CUNY Distinguished Research Professor Sheldon Weinbaum received his BAE degree from RPI in 1959, his MS degree in Applied Physics from Harvard in 1960 and his PhD degree in Engineering in 1963, also from Harvard. In the early part of his career he was widely recognized for his contributions to re-entry aerodynamics and basic studies in fluid mechanics nearly 40 of which have been published in the Journal Fluid Mechanics. Starting in the early 1970s he shifted his interest to transport and cellular level biomechanical phenomena in the human body. He is widely recognized for the Weinbaum-Jij equation for microvascular heat transfer, his discovery with Shu Chien of the endothelial pore for the entry of LDL cholesterol, his studies with S. Cowin and M. Schaffler on fluid flow and mechanotransduction in bone, his studies on the role of the endothelial glycocalyx in mechanotransduction and microvascular fluid exchange and the role of brush border microvilli in glomerulo tubular balance.

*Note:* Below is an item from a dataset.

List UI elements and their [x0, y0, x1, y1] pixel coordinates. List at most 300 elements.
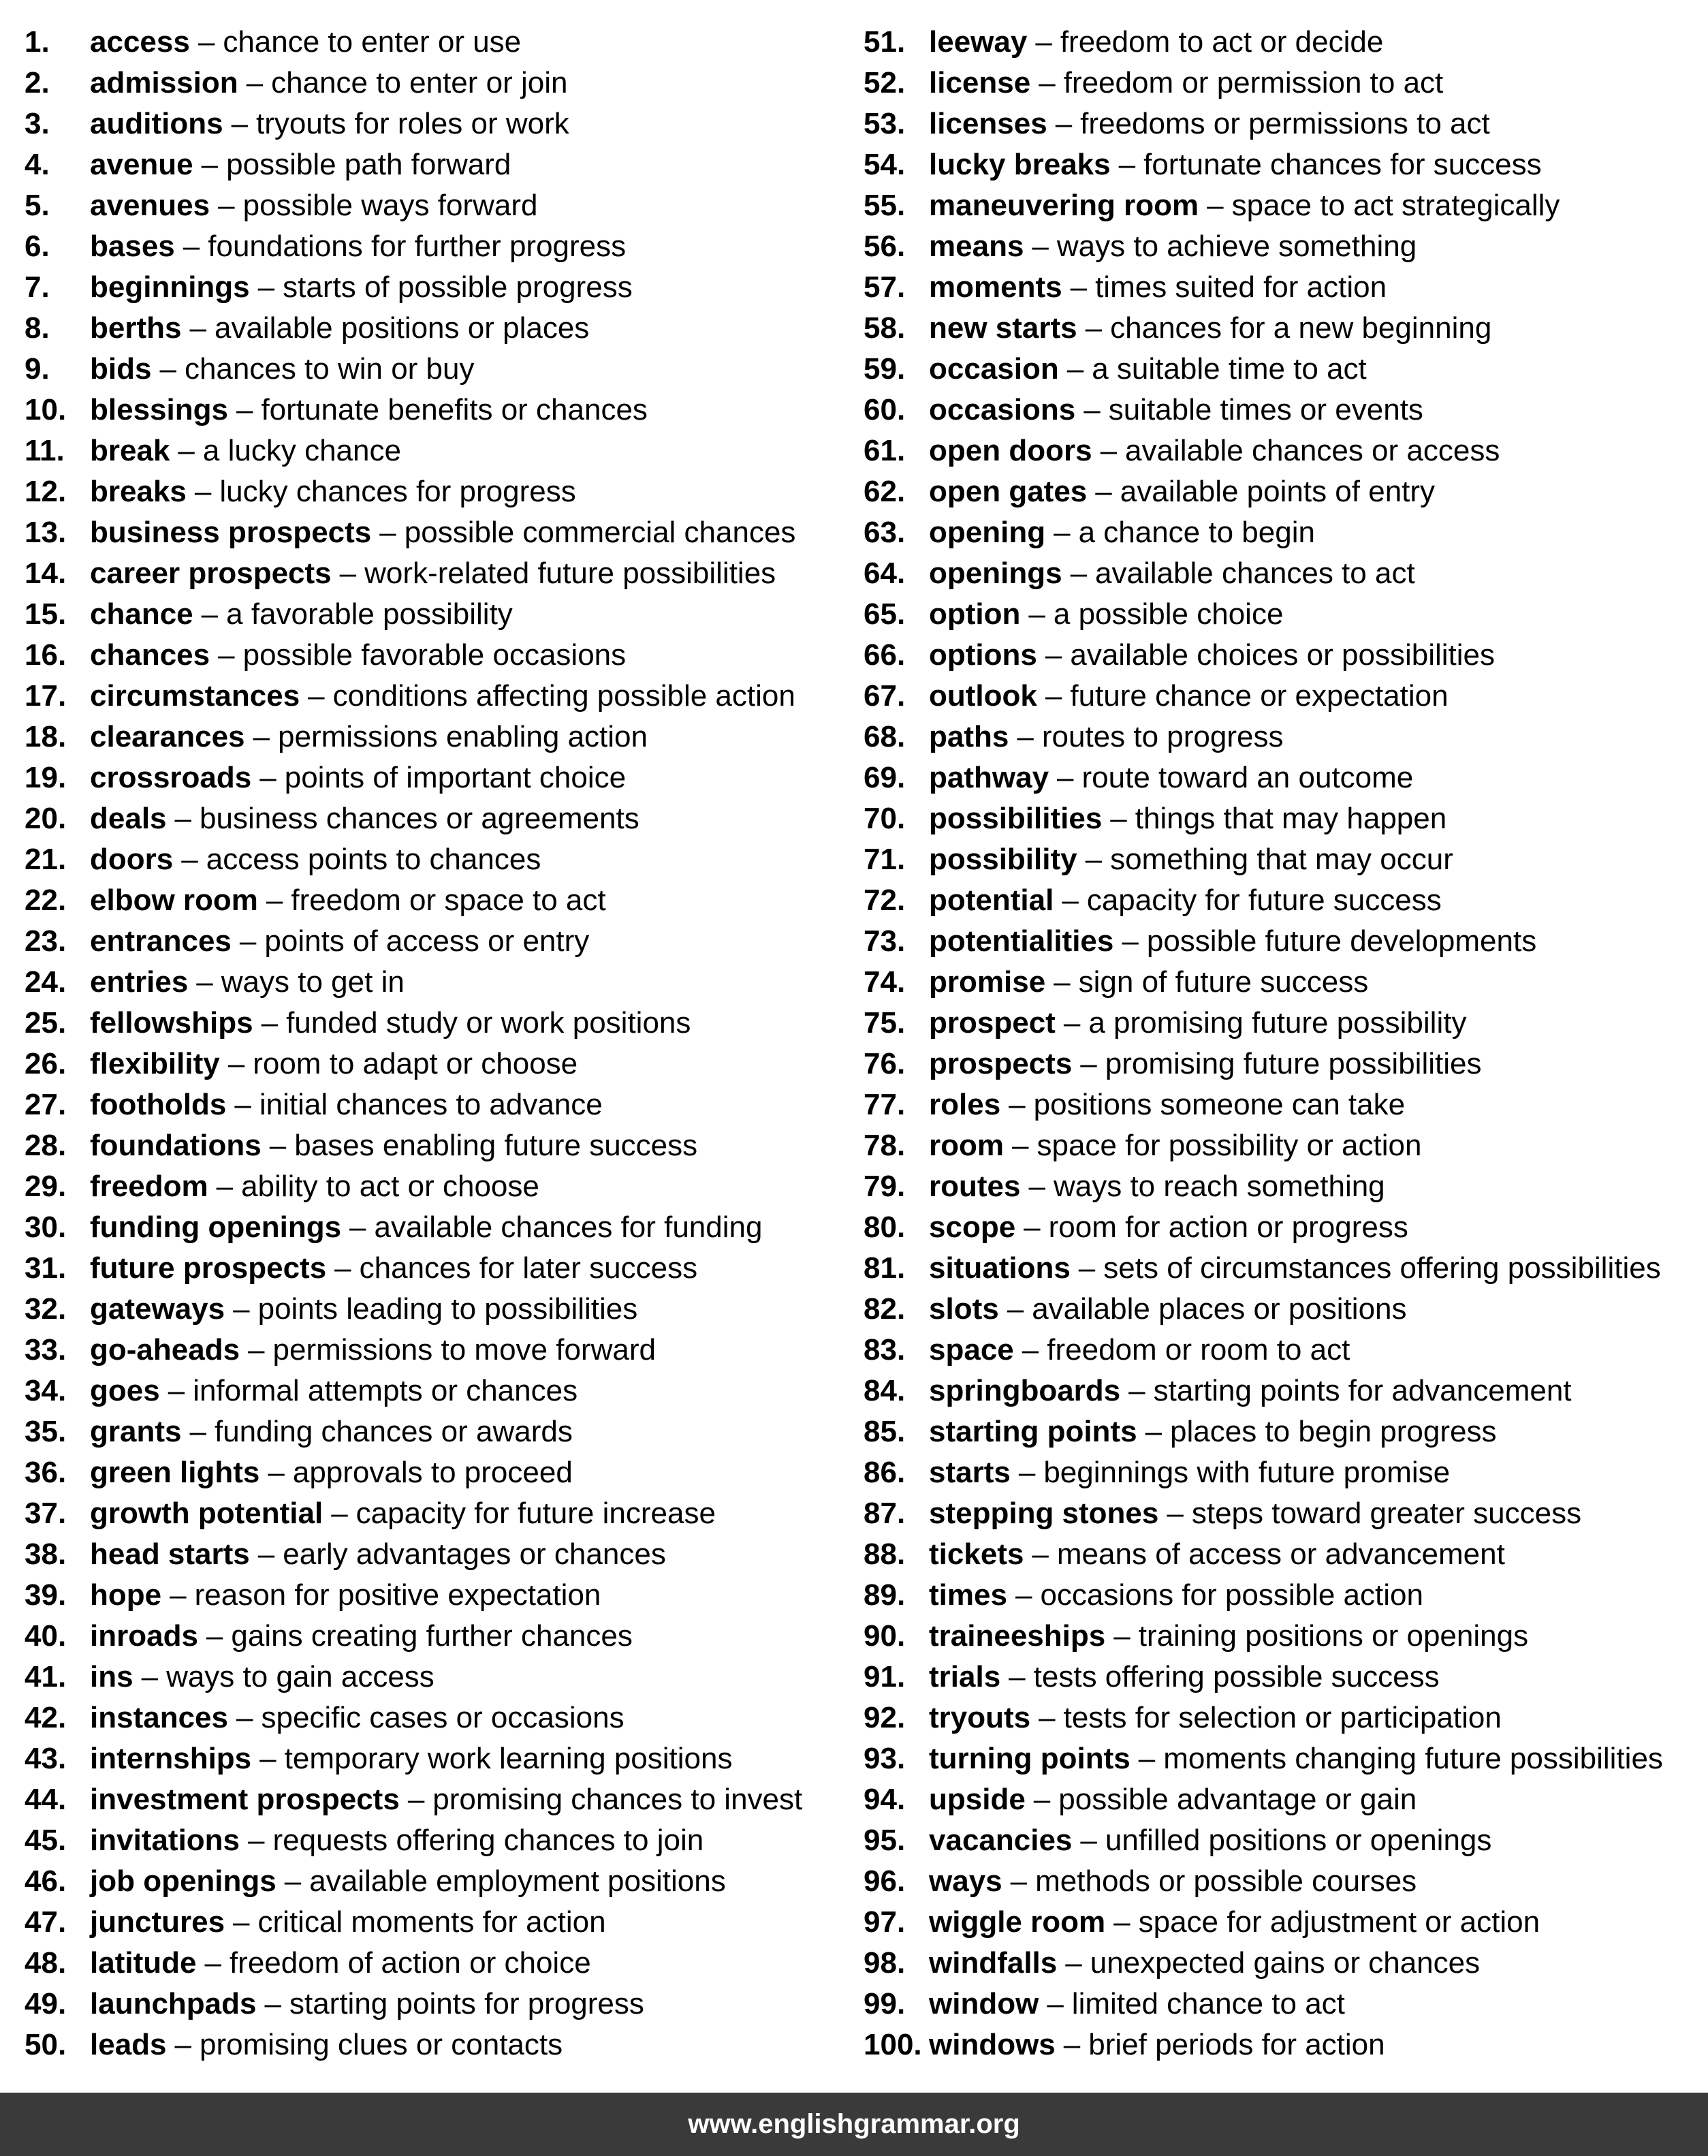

Most recently he has proposed a new hypothesis for vulnerable plaque rupture and a new concept for an airborne jet train that flies on a soft porous track within cm of the earth’s surface at speeds approaching jet aircraft with 1/5 their fuel consumption. He is one of eight living individuals elected to all three U.S. National Academies and is the only engineer to have received a Guggenheim in the area of cell and molecular biology.